Even with a boost in payments, some people will continue to get left behind, depending on their health status. While income is one side of the ledger, the other side is filled with expenses for everything from hearing aids and wheelchairs to dental care and incontinence products. Those aren’t things people have a choice over, and their significant costs could effectively push someone into poverty. Right now, there’s no system that pays for them.

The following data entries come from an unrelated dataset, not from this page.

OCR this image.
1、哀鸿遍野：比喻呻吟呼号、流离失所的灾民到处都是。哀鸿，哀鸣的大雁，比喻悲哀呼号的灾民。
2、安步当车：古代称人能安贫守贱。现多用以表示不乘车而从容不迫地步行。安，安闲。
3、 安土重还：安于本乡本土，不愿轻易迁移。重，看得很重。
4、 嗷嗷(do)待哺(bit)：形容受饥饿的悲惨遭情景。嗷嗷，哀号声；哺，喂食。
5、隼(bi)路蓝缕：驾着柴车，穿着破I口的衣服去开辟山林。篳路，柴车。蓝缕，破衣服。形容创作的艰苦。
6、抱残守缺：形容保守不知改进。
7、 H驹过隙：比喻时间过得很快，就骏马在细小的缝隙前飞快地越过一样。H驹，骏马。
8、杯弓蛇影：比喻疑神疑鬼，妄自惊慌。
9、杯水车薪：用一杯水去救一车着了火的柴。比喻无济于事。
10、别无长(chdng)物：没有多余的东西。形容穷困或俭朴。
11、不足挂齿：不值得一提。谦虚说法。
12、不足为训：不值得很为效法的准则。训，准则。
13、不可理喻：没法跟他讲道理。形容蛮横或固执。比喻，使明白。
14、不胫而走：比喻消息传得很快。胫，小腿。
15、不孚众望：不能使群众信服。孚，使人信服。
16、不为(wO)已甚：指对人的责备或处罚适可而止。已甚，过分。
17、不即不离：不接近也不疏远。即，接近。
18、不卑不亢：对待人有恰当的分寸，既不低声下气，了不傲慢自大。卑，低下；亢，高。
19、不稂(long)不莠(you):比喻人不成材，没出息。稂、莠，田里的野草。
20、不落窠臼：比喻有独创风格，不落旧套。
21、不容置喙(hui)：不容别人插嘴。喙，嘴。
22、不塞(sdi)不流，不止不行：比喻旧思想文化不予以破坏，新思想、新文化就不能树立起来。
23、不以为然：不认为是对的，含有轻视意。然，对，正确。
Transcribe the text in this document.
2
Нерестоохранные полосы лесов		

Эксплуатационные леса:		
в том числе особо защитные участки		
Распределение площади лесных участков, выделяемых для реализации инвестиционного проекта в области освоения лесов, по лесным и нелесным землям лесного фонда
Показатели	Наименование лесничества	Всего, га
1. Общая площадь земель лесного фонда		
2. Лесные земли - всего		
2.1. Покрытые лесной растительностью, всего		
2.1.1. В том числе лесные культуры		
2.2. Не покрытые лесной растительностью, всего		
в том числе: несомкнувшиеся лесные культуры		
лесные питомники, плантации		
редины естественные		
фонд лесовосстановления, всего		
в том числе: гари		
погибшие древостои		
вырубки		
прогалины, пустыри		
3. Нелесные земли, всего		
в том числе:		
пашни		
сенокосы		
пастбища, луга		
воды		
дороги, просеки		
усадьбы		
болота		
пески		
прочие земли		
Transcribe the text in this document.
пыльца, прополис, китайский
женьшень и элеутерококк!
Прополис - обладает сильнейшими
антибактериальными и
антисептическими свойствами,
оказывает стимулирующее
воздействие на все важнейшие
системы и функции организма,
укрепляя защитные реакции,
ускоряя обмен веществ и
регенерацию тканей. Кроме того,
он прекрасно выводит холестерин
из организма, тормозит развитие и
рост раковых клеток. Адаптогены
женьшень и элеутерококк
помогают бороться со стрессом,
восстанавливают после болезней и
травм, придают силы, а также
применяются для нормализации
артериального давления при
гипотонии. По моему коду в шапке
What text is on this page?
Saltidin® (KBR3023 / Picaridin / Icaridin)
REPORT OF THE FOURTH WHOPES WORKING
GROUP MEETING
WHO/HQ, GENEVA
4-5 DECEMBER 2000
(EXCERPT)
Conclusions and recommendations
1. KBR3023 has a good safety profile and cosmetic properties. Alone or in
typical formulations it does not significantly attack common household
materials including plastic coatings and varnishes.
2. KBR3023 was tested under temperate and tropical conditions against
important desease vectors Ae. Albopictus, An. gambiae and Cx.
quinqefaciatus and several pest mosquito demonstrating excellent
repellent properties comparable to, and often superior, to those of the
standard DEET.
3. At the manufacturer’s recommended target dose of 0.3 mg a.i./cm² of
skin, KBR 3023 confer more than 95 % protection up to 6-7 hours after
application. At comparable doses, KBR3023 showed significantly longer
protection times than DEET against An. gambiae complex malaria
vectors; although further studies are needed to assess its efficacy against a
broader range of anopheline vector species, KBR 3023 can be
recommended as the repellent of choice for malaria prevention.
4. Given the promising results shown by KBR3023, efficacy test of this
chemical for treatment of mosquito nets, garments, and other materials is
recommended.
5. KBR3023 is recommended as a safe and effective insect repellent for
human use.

Mackenzie says the lack of standards is why members of the Canadian Armed Forces, shown here at a Montreal long-term care home, were shocked by what they saw in the care homes they were sent in to support. Photo: Cpl. Genevieve Beaulieu
“A lot of these decisions are made by people who see only the numbers on paper. They’re not actually touched by anyone who is struggling financially as a senior,” Mackenzie says. “Providing more income to everybody isn’t going to address the inequity that exists. That is going to require us to look at what are the things we provide to people free of charge or income-tested, which is probably the more sustainable way of doing it.”
It’s not new ground. Recognizing medication needs would increase as people aged, every province collectively decided some time ago to offer drug coverage for people over 65.
“But there’s a whole other basket of things we need to think about,” Mackenzie says. “Again, the role the federal government can play is around the standards and setting expectations around what they are going to extract in exchange for the money they give. No one likes to have the strings attached...but (a lack of them) is what’s leading us to this patchwork across the country.”
The body ages the same whether it’s in Corner Brook or Cranbrook, so the care, services and funding available to people should reflect that.
Mackenzie acknowledges these are tough policy decisions.
“But at the end of the day, Canadians have to look in the mirror and ask the question: To what extent am I going to financially support the last three years of a person’s life? What am I prepared to provide and to what degree is it universal?”
In search of a national seniors advocate
British Columbia’s seniors advocate, Isobel Mackenzie, is a bit of a rare breed in Canada. Since 2017, she has had a counterpart in Newfoundland and Labrador, Suzanne Brake, and in New Brunswick, Norman Bossé serves as an advocate for children, youth and seniors. There’s a push to create similar offices in Ontario and Manitoba, but with Alberta’s decision last year to phase out the role, for now, they are a party of three.
Mackenzie says a network of provincial seniors advocates could drive the effective collaboration that child and youth advocates have achieved. Ideally, there would also be a national seniors advocate in the mix, who is not a minister reporting to the federal cabinet.
While her office does not have the statutory authority to tell health authorities or ministers what to do, its power is its ability to compel service providers and governments to share information and to speak directly to the public.
“I believe they need to know. The change is going to be driven by the public at the end of the day, so just give them the information.”
Currently, reams of data are collected from Canada’s home and long-term care populations, but there is no cohesiveness in analyzing it to better drive decisions.
“If you had a council of provincial seniors advocates, that’s a piece of work that could be done,” Mackenzie says. “And certainly if you had a national seniors advocate, you could start to look at these things from a national level. I think that would be very valuable.”